Michael Waldvogel

Current position
- Title: Head coach
- Team: Fairfield

Coaching career (HC unless noted)
- 1980–2002: Yale

Accomplishments and honors

Awards
- 1996 National Lacrosse Hall of Fame

= Michael Waldvogel =

American lacrosse player and coach

Michael J. Waldvogel (born Levittown, New York) is a member of the National Lacrosse Hall of Fame and currently the head coach of the Fairfield University women’s lacrosse team.

==Playing career==
Waldvogel played lacrosse at Levittown Division High School where he earned first team All-County honors in 1964 and 1965. He played defense and midfield at Cortland State, earning First Team All-America honors for defense in 1968 and 1969.

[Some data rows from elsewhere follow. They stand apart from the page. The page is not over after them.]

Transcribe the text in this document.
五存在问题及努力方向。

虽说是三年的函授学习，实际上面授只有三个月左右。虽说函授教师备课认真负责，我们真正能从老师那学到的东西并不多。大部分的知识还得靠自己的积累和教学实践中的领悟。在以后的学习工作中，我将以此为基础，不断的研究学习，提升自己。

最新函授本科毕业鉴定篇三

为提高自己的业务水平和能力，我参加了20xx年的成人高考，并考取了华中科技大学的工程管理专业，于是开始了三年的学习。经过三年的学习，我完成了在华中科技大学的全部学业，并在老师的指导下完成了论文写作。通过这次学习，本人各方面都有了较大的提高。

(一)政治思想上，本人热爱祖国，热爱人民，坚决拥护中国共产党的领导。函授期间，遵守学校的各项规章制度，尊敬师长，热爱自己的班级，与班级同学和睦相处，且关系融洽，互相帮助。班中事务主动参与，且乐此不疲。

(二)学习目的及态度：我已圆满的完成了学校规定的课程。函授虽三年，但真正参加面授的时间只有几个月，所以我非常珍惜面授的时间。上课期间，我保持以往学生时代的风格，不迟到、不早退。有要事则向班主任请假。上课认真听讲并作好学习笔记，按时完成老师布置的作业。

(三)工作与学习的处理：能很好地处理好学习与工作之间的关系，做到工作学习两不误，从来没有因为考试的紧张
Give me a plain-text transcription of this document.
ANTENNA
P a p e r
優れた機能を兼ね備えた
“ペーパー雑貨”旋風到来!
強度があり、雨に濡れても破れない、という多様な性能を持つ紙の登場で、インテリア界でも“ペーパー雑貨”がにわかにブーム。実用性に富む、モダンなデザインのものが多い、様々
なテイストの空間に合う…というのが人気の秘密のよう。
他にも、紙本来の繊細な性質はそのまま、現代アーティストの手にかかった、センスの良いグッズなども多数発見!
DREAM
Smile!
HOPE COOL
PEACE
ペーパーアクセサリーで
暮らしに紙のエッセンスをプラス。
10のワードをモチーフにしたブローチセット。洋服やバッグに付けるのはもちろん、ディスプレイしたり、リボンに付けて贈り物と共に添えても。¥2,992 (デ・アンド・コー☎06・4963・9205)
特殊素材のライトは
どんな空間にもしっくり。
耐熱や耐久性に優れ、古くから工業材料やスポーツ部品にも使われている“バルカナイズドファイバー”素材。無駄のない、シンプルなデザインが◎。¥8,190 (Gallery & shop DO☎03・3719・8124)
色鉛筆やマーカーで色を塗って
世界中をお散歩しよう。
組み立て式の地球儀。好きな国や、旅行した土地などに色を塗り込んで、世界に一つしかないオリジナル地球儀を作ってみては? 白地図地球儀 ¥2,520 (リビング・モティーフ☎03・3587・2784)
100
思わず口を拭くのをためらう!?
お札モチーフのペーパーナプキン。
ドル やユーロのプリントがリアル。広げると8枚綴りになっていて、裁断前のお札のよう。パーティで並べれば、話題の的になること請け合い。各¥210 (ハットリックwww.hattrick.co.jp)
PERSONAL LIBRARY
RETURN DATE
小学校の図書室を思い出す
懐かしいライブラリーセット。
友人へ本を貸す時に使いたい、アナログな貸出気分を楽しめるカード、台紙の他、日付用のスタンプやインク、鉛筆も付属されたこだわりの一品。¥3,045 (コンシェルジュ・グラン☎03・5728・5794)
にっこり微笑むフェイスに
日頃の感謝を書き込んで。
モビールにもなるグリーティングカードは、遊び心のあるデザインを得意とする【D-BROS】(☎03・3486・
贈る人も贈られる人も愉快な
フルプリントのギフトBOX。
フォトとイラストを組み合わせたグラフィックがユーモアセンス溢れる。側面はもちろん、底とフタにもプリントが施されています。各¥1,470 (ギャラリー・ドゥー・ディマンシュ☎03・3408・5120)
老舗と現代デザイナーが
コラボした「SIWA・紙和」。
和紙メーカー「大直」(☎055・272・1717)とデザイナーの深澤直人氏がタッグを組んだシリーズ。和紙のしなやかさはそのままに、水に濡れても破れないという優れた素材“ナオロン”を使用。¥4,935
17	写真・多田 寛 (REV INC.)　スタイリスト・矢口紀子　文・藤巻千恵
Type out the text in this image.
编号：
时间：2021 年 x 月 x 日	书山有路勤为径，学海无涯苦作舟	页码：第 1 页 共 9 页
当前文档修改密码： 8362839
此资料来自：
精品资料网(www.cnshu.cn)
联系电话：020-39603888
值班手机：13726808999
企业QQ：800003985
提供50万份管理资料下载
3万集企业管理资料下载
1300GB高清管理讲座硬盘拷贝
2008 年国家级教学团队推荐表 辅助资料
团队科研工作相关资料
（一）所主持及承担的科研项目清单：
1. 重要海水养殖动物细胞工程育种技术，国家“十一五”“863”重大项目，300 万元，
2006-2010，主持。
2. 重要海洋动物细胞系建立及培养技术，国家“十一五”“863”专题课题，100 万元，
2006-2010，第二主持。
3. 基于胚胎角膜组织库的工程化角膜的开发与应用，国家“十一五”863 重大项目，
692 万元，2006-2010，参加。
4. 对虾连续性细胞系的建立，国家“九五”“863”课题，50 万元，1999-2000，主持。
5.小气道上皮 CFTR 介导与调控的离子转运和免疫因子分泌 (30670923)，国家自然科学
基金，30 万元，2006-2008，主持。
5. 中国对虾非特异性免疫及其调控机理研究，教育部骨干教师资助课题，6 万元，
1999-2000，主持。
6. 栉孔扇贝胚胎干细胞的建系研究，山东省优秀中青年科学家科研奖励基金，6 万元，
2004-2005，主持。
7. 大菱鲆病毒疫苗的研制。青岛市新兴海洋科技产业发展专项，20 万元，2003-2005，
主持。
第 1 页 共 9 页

He played in the 1969 North-South Collegiate All-Star game. He went on to play for the US National Team in 1974 and 1978.

==Coaching career==
Waldvogel began coaching as an assistant at Cornell University from 1970 to 1980. He was the men's lacrosse head coach at Yale University from 1980 to 2002 where he is the winningest coach in program history. He led the Bulldogs to three NCAA Tournaments and three consecutive Ivy League crowns from 1988–1990. He coached the US National Team in 1990. He was named the sixth head coach of the Fairfield University women’s lacrosse team on June 2, 2008.

==Contributions==
He has served the game of lacrosse in the NCAA and on a national level during his career. From 1989 to 1998 he was the secretary/treasurer of the USLCA, with a membership of over 5,000. He served as the US delegate to the International Lacrosse Federation from 1993 to 2001. From 1989 to 1994 he was a member of the NCAA Men’s Lacrosse Championship Committee and served on the NCAA Men’s Lacrosse Rules Committee.